Nous grimpâmes hardiment à la « Bonne
Mère » qui étend sa bénédiction sur la ville et la mer, et
nous l'implorâmes de prodiguer gloire et santé aux marins et
soldats qui allaient vivre dans la plus éprouvante promiscuité à
bord des quatre cent bâtiments rassemblés à Toulon ...Joséphine
Bonaparte en profita pour acheter à peu prés toute leur boutique
aux religieuses proposant médailles gravées et chapelets d'argent.
Quel étrange affaire, mon ami, que
cette envie sans cesse renouvelée d'entasser une multitude de bijoux
précieux ou juste à valeur de souvenirs ?
Les femmes accourraient pour nous voir,
levant les bras, plongeant dans de maladroites révérences, et
claironnant je ne sais quels compliments en leur jargon évoquant
l'italien. Joséphine semblait Junon descendue de l'Olympe , par
notre désinvolture et nos robes décolletées ,nous avons, je crois,
fort intrigué ces robustes marchandes de marée ou de coquillages …
Mais quel entrain ! Ce doux climat n'incite guère à la
mélancolie !
Enfin, le général manda tout de même
à son épouse l'invitation à se rendre au port de Toulon .

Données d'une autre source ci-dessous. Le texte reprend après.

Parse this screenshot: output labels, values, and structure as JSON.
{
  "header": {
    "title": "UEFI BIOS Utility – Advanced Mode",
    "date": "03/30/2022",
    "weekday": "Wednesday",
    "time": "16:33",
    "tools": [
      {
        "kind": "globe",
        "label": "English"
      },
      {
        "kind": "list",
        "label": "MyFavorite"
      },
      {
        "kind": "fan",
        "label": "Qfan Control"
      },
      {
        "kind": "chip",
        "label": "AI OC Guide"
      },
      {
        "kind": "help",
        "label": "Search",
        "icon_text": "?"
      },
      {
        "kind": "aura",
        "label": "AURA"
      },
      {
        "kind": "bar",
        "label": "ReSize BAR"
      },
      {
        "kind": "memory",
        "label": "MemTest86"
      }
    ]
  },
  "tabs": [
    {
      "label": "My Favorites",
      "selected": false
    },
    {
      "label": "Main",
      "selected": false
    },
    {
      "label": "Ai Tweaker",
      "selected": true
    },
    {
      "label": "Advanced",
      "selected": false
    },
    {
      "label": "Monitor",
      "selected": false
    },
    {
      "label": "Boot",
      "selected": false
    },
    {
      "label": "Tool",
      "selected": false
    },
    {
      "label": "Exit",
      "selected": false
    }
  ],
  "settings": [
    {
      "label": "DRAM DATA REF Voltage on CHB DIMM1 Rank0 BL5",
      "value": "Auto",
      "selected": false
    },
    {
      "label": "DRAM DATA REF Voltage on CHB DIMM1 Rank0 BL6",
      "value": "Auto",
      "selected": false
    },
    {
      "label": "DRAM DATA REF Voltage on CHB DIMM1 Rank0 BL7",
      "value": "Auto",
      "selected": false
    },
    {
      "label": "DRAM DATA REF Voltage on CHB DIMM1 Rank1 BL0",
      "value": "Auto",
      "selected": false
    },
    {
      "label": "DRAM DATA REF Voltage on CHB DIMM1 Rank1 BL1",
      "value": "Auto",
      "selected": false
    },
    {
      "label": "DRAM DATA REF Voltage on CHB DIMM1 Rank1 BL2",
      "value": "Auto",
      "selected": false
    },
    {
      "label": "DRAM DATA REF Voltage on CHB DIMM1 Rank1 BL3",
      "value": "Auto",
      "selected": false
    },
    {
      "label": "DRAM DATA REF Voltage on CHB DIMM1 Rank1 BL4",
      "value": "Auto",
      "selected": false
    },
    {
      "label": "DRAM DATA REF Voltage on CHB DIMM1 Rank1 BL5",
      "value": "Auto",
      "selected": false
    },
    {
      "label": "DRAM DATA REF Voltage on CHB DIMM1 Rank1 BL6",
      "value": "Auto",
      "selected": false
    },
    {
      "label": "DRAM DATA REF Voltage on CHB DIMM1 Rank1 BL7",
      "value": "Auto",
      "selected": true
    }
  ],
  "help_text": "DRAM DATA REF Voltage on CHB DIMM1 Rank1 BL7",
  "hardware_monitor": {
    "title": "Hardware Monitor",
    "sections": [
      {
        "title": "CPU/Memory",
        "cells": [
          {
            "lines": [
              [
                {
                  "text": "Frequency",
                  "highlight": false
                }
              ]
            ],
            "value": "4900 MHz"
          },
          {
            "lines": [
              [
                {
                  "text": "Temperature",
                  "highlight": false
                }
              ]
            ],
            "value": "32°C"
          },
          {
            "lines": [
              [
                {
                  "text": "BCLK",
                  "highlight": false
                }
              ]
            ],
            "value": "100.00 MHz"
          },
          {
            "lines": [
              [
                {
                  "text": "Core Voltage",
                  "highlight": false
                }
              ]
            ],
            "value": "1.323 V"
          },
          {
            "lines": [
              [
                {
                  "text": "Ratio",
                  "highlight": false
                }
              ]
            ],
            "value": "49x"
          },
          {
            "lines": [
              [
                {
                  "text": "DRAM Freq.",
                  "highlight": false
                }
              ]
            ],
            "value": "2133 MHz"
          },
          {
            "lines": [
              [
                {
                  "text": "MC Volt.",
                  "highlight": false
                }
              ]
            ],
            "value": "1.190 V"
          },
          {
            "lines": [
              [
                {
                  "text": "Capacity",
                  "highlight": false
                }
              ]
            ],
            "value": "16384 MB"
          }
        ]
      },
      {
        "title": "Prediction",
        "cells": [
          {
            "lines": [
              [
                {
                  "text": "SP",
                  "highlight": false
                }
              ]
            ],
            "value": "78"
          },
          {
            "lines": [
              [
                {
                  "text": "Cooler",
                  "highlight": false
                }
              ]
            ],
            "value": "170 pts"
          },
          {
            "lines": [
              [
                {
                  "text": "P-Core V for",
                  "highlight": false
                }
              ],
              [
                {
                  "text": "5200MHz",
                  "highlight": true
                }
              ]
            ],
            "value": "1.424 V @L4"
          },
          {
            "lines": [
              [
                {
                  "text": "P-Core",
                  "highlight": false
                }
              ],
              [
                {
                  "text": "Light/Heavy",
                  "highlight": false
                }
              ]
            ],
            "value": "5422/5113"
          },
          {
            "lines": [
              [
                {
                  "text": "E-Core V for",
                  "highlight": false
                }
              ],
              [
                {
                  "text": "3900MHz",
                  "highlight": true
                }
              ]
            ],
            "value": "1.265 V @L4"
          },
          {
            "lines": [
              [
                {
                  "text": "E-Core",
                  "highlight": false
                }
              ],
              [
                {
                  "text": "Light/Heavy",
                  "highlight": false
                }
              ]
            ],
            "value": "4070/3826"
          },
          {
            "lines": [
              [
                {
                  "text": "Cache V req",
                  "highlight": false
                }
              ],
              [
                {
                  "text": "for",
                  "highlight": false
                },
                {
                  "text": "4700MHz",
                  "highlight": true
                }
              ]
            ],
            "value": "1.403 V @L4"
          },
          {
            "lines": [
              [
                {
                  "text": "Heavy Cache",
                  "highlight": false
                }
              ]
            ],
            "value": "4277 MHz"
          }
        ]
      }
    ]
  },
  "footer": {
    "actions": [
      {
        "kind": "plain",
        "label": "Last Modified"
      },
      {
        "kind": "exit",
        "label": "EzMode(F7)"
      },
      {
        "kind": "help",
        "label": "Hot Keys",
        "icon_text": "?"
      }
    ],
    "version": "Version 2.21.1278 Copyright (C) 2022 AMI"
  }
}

Mon Dieu ! Quel voyage éprouvant !
Sans une escouade de gendarmes à moustaches gigantesques et mines
belliqueuses, tous armés jusqu'aux dents, nous aurions subi
l'attaque de brigands embusqués derrière les défilés des
montagnes, cachés au sein des grottes, créatures féroces et
faméliques …
Mais, nous parvînmes saines et sauves
au petit palais où logeait le général Bonaparte.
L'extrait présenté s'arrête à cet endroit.